On Hélène’s name day a small company of friends and relations—the closest people, as the princess put it—had supper at Prince Vassily’s. All these friends and relations had been given the feeling that the name-day girl’s lot was to be decided that day. The guests were sitting over supper. Princess Kuragin, a massive, once-beautiful, imposing woman, presided as mistress of the house. On either side of her sat the guests of honor—an old general, his wife, and Anna Pavlovna Scherer; at the end of the table sat the less old and honored guests, and there also, as part of the household, sat Pierre and Hélène—next to each other. Prince Vassily did not eat: he strolled around the table in a merry state of mind, sitting down now with one, now with another of the guests. To each he spoke a casual and agreeable word, except for Pierre and Hélène, whose presence he seemed not to notice. Prince Vassily enlivened everyone. The wax candles burned brightly, the silver and crystal, the ladies’ gowns, and the gold and silver epaulettes shone; servants in red kaftans scurried around the table; the sounds of knives, glasses, plates were heard, and the sounds of animated talk in several conversations around that table. An old chamberlain was heard at one end assuring a little old baroness of his ardent love for her, and so, too, was her laughter; at the other end, the story of the unsuccess of some Marya Viktorovna. At the middle of the table Prince Vassily concentrated listeners around himself.
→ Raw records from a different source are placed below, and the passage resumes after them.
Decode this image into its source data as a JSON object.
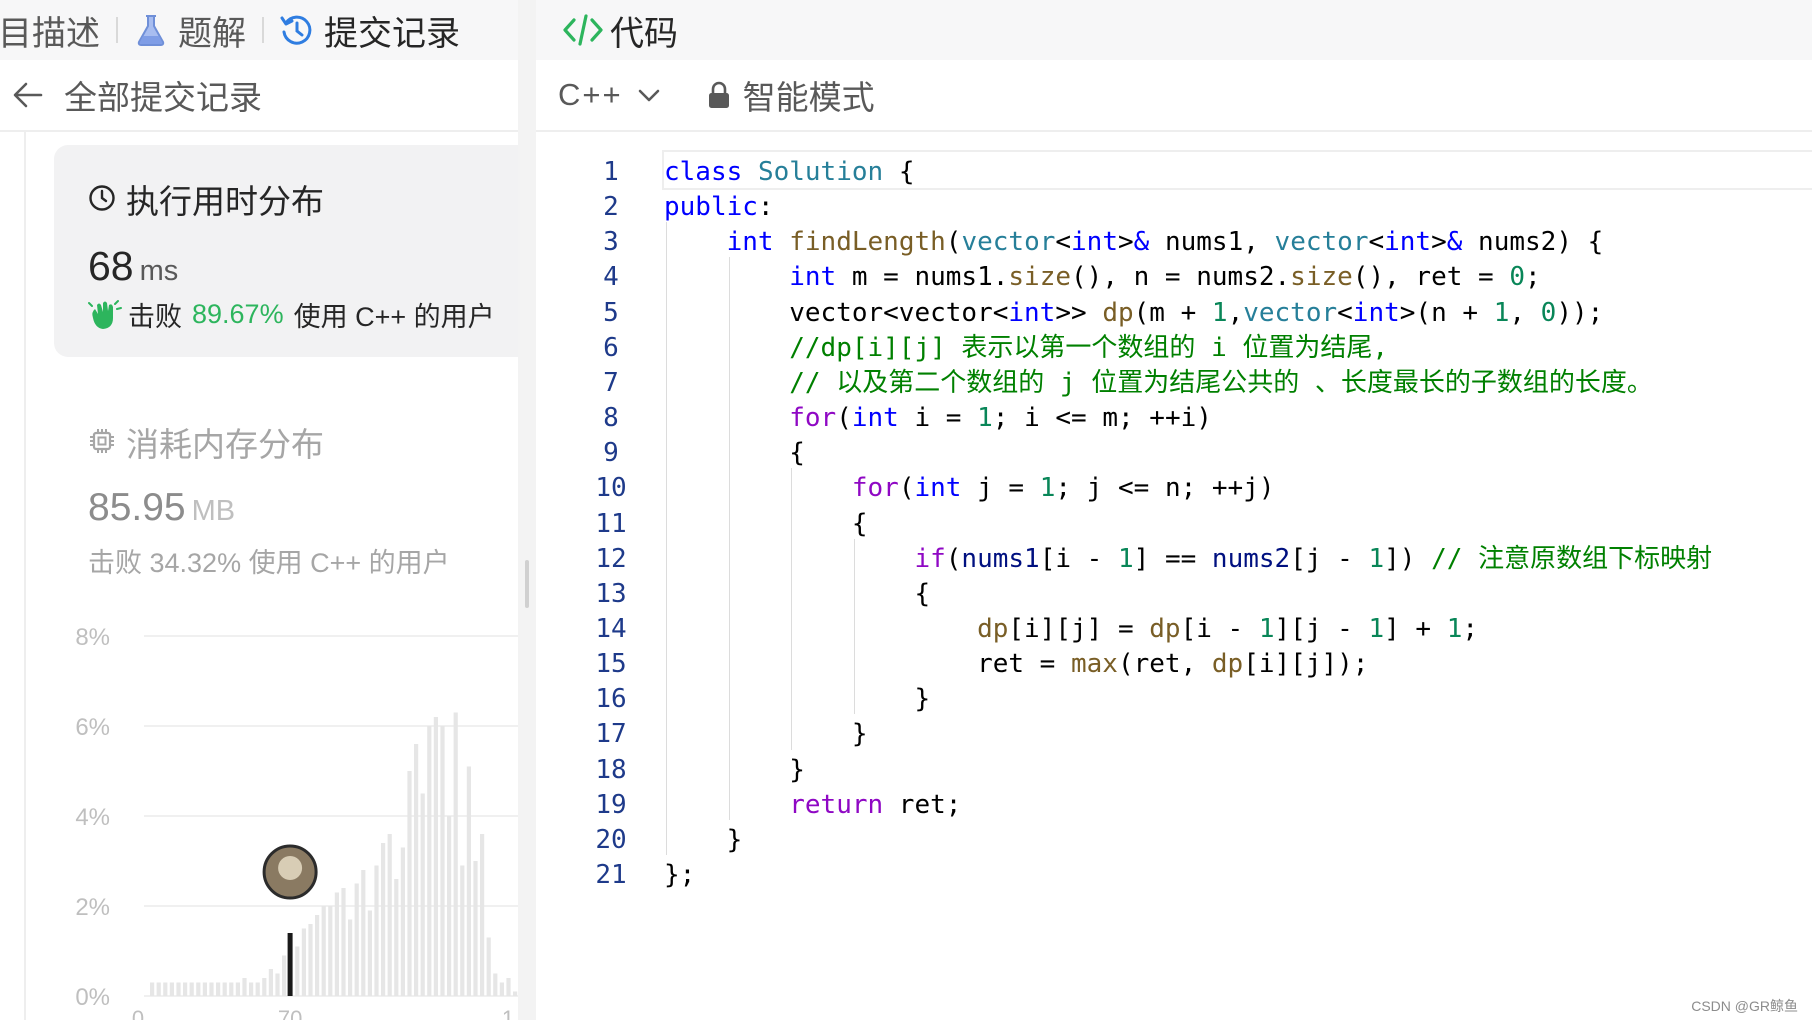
{
  "left_tabs": [
    {
      "label": "目描述",
      "icon": "doc-icon",
      "active": false
    },
    {
      "label": "题解",
      "icon": "flask-icon",
      "active": false
    },
    {
      "label": "提交记录",
      "icon": "history-icon",
      "active": true
    }
  ],
  "sub_header": {
    "title": "全部提交记录",
    "back_icon": "arrow-left-icon"
  },
  "runtime": {
    "heading": "执行用时分布",
    "value": "68",
    "unit": "ms",
    "beat_prefix": "击败",
    "beat_pct": "89.67%",
    "beat_suffix": "使用 C++ 的用户",
    "accent": "#2db55d"
  },
  "memory": {
    "heading": "消耗内存分布",
    "value": "85.95",
    "unit": "MB",
    "beat_text": "击败 34.32% 使用 C++ 的用户"
  },
  "chart_data": {
    "type": "bar",
    "y_ticks": [
      "8%",
      "6%",
      "4%",
      "2%",
      "0%"
    ],
    "ylim": [
      0,
      8
    ],
    "x_ticks": [
      "0",
      "70",
      "1"
    ],
    "values": [
      0.3,
      0.3,
      0.3,
      0.3,
      0.3,
      0.3,
      0.3,
      0.3,
      0.3,
      0.3,
      0.3,
      0.3,
      0.3,
      0.3,
      0.4,
      0.3,
      0.3,
      0.4,
      0.6,
      0.5,
      0.9,
      1.4,
      1.1,
      1.5,
      1.6,
      1.8,
      2.0,
      2.0,
      2.3,
      2.4,
      1.7,
      2.5,
      2.8,
      1.9,
      2.9,
      3.4,
      3.6,
      2.6,
      3.3,
      5.0,
      5.6,
      4.5,
      6.0,
      6.2,
      6.0,
      4.0,
      6.3,
      2.9,
      5.1,
      3.0,
      3.6,
      1.3,
      0.5,
      0.3,
      0.4,
      0.1
    ],
    "highlight_value": 68,
    "highlight_index": 21,
    "grid": true
  },
  "code_panel": {
    "tab_label": "代码",
    "tab_icon": "code-icon",
    "language": "C++",
    "mode_label": "智能模式"
  },
  "code_lines": [
    "class Solution {",
    "public:",
    "    int findLength(vector<int>& nums1, vector<int>& nums2) {",
    "        int m = nums1.size(), n = nums2.size(), ret = 0;",
    "        vector<vector<int>> dp(m + 1,vector<int>(n + 1, 0));",
    "        //dp[i][j] 表示以第一个数组的 i 位置为结尾,",
    "        // 以及第二个数组的 j 位置为结尾公共的 、长度最长的子数组的长度。",
    "        for(int i = 1; i <= m; ++i)",
    "        {",
    "            for(int j = 1; j <= n; ++j)",
    "            {",
    "                if(nums1[i - 1] == nums2[j - 1]) // 注意原数组下标映射",
    "                {",
    "                    dp[i][j] = dp[i - 1][j - 1] + 1;",
    "                    ret = max(ret, dp[i][j]);",
    "                }",
    "            }",
    "        }",
    "        return ret;",
    "    }",
    "};"
  ],
  "watermark": "CSDN @GR鲸鱼"
}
He was telling the ladies, with a jocular smile on his lips, about the latest session—on Wednesday—of the state council, at which Sergei Kuzmich Vyazmitinov, the new military governor general of Petersburg, had received and read the then-famous rescript of the sovereign Alexander Pavlovich from the army, in which the sovereign, addressing Sergei Kuzmich, said that he had received declarations of the people’s devotion from all sides, and that the declaration from Petersburg was especially pleasing to him, that he was proud of the honor of being the head of such a nation and would try to prove worthy of it. The rescript began with the words: “Sergei Kuzmich! From all sides rumors reach me,” and so on.